Talented German Artist Shares Her Work With Jaensch Immigration Law Firm
Posted: May 8th, 2014 | Author: Peter Jaensch | Filed under: Athlete & Artist Visas, Jaensch Immigration Law Firm | Tags: Artist Visas, German Immigrants | No Comments »EBBA Kaynak, accomplished German sculpture artist, has been creating art based on the theme of “in-between” for years. When our firm helped one of her friends she heard about us and decided to get in touch.
Here below is a short description of her story with images of her work interspersed. Anyone interested can visit her website to learn more.
My life surely has quite a lot do do with the big question, where do I belong to… where is my “Heimat”?
My grandfather was a Sudet German lawyer in Reichenberg, the German part of former Chechoslovakia. After World War II all Germans were thrown out of that country, and my family moved to the soft hilly southwest of Germany. Although the landsape was similar to their beloved former home, the mentality of the Svabians was strange for them. My father, coming from Alsace, the German region of France met my mother in the Black Forest. Their love didn’t last long, so I grew up with my “Sudet German” family.
Growing up I always felt different from the others. In school I studied languages and mastered English, French and Latin. I went on to study Art in the Academy in Stuttgart, and learned Greek as well. During my summers at the academy I would go to Greece. That’s where I came to feel most “at home.”
At the end of my studies I met a Turkish man in Istanbul. We married, I learned the Turkish language, and we built a house in western Turkey. Changing my culture was not complicated for me, even though I was completely veiled. I loved my big Turkish family and raised my children there. Unfortunately, it all came to a bitter end.
Coming back to Germany was the beginning of feeling home there for the first time of my life. I bought a house, took care of my mother and children, rented a room in an old factory for atelier and began to work as an artist.
My connection to dance is very important to me. I discovered Salsa when I was 26 on a trip in South America.

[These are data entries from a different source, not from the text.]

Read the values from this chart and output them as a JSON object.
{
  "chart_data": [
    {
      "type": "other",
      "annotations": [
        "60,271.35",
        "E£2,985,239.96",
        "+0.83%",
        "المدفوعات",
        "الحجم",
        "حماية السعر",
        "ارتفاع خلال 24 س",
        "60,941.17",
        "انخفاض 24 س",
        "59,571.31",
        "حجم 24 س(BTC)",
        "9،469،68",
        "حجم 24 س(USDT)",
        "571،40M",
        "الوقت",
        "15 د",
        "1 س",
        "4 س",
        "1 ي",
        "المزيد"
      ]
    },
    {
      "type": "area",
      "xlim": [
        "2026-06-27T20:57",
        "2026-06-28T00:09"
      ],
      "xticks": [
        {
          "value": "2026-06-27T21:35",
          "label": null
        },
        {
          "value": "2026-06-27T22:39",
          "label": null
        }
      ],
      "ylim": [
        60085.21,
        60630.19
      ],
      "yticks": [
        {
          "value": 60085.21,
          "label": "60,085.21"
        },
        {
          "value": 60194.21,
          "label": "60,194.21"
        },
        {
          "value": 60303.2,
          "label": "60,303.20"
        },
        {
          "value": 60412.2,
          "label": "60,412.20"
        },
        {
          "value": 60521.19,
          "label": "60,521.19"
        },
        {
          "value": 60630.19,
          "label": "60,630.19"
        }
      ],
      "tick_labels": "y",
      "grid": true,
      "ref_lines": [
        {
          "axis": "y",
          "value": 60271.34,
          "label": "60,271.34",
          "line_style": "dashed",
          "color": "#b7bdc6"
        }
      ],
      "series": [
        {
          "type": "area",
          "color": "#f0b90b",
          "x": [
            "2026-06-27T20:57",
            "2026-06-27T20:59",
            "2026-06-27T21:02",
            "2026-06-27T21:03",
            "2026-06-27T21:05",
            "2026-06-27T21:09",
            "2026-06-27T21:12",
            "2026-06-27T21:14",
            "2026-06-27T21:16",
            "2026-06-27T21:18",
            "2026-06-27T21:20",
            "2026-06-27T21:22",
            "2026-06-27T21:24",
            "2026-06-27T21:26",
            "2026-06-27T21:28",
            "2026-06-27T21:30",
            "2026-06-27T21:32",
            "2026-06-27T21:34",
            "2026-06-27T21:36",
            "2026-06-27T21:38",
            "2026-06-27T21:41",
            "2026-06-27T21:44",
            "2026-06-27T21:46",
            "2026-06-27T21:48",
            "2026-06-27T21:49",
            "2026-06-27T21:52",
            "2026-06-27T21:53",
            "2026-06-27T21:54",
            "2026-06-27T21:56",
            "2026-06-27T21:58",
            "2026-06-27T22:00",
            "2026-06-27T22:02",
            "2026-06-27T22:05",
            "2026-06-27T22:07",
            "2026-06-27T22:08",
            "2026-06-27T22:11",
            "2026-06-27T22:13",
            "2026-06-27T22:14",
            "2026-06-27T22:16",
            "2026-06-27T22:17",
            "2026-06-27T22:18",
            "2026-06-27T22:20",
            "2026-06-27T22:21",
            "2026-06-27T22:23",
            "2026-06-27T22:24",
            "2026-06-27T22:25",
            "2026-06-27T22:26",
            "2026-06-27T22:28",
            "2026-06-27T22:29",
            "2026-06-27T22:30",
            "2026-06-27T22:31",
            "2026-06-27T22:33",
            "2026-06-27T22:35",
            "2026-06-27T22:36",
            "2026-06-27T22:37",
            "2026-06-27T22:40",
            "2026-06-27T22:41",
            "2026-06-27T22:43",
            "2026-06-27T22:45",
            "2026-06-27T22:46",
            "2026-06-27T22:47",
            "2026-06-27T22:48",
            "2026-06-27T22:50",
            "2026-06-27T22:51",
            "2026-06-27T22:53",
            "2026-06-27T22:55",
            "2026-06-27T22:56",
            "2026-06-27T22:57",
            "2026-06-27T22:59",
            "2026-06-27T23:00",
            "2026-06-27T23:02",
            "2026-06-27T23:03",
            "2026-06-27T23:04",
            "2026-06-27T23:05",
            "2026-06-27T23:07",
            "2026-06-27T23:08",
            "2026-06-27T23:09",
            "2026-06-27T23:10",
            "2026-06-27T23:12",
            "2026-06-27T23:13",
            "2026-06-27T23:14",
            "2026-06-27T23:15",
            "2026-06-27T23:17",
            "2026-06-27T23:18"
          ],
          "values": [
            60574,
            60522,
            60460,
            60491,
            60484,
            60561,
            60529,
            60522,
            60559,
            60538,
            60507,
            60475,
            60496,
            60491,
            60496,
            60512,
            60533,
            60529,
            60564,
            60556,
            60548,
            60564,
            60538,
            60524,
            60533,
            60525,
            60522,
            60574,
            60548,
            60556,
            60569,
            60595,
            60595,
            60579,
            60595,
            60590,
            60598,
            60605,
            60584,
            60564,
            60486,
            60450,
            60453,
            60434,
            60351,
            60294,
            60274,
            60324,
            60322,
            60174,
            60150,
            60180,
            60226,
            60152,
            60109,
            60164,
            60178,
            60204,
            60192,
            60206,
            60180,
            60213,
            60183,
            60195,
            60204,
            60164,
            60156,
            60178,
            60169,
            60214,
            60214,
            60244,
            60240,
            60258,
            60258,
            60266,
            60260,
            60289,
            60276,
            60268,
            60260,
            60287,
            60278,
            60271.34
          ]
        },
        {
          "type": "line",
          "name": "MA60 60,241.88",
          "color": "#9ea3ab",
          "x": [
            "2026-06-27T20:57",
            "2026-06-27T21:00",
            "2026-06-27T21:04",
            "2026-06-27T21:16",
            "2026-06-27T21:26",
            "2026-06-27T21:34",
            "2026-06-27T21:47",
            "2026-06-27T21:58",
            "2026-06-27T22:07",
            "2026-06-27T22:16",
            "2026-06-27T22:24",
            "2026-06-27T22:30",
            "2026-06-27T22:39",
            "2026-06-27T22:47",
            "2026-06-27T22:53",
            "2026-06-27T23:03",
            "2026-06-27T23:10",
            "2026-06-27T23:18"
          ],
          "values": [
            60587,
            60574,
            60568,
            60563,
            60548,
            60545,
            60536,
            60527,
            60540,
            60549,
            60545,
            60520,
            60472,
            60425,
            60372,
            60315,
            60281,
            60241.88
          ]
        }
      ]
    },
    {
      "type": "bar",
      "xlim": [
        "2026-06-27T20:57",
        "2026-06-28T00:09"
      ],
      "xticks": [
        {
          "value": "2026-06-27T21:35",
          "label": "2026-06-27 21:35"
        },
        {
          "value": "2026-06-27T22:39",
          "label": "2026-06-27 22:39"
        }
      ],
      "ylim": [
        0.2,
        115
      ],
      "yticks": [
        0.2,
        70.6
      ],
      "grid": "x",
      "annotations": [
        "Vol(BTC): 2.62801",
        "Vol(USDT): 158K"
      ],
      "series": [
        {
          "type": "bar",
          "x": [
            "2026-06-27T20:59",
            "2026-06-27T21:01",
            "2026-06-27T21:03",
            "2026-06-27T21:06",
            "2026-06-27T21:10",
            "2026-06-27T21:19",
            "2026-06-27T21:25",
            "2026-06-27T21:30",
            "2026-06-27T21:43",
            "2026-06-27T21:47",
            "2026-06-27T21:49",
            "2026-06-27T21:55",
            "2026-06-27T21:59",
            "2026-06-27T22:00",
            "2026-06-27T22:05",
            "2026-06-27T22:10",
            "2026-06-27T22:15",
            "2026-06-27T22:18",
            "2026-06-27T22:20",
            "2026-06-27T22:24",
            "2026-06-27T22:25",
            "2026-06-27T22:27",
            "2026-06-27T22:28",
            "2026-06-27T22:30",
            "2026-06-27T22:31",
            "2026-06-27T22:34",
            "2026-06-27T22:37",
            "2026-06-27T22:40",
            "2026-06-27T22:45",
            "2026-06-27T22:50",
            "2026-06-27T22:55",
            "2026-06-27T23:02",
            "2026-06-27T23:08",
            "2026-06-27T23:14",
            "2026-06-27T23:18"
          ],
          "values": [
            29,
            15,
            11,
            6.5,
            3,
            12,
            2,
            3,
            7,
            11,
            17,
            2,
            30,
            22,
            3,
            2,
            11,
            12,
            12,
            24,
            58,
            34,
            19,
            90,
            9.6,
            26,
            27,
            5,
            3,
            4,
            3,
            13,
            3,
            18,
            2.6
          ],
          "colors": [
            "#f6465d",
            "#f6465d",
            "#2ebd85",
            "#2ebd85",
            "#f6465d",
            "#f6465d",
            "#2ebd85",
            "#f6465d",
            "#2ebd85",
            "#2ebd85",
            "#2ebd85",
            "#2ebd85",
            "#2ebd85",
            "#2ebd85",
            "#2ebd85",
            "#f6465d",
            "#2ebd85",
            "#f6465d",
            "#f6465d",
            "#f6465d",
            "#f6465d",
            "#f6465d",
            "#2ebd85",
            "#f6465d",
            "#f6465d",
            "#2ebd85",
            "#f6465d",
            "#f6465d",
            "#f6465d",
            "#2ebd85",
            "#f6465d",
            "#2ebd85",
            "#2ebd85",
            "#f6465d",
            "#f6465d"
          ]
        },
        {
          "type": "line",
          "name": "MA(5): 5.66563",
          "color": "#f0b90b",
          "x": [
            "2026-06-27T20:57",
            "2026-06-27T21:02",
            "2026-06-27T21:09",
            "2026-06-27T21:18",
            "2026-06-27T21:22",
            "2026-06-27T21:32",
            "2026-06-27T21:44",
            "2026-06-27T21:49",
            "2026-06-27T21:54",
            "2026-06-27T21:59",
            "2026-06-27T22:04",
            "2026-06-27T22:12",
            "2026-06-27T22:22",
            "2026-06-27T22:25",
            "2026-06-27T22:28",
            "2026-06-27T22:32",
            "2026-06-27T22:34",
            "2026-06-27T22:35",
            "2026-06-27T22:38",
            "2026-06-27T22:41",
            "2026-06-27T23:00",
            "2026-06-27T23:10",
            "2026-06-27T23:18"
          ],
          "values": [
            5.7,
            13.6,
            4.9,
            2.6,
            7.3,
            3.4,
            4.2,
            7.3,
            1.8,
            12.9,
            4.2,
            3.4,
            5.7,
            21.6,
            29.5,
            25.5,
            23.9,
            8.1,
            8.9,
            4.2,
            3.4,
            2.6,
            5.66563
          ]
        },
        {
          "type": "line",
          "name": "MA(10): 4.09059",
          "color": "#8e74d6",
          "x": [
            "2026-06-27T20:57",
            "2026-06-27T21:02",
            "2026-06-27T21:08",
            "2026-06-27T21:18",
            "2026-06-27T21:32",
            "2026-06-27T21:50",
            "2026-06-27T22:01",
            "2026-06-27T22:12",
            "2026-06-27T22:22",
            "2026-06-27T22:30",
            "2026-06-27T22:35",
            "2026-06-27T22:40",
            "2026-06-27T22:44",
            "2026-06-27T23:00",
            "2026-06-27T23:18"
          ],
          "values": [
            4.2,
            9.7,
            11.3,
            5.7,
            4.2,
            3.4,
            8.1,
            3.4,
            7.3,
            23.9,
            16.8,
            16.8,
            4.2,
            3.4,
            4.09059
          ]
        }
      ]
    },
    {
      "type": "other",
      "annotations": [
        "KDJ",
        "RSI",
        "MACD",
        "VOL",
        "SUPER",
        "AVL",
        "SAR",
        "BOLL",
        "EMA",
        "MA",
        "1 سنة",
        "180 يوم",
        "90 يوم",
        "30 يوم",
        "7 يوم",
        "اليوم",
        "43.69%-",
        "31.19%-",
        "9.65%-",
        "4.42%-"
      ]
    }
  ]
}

I got connected with the Salsa movement in Germany and I am still practicing. Most of the movement in my sculptures gets its origin in that rythm and motion.
I started my career as a sculpturor with a chainsaw and natural wood. My firth themes were either spirals or archaic round erotic female objects: Venus and AN-NA.
Later on I began to pose my AN-NAs between two shelves, creating the effect out of a single piece of wood. It was an expression of my situation of being “in between.” Soon I understood this new form as being the synonym for my own life in between all places and cultures. The situation of being “in between” became itself a sculptural body. The fictional walls at the left and at the right became arms and legs of a new art creature. This form changed over time from very abstract to more realistic.
In my hometown I’m now one of the best known artists. I make a living from selling my sculptures and pictures. The last four years I created a new form: the Cherubins on wheels, so described by Ezechiel in the old testament of the Bible. As he describes these angels as having wheels like “chrysolith,” I started making very small silver figures with wheels of chrysolith.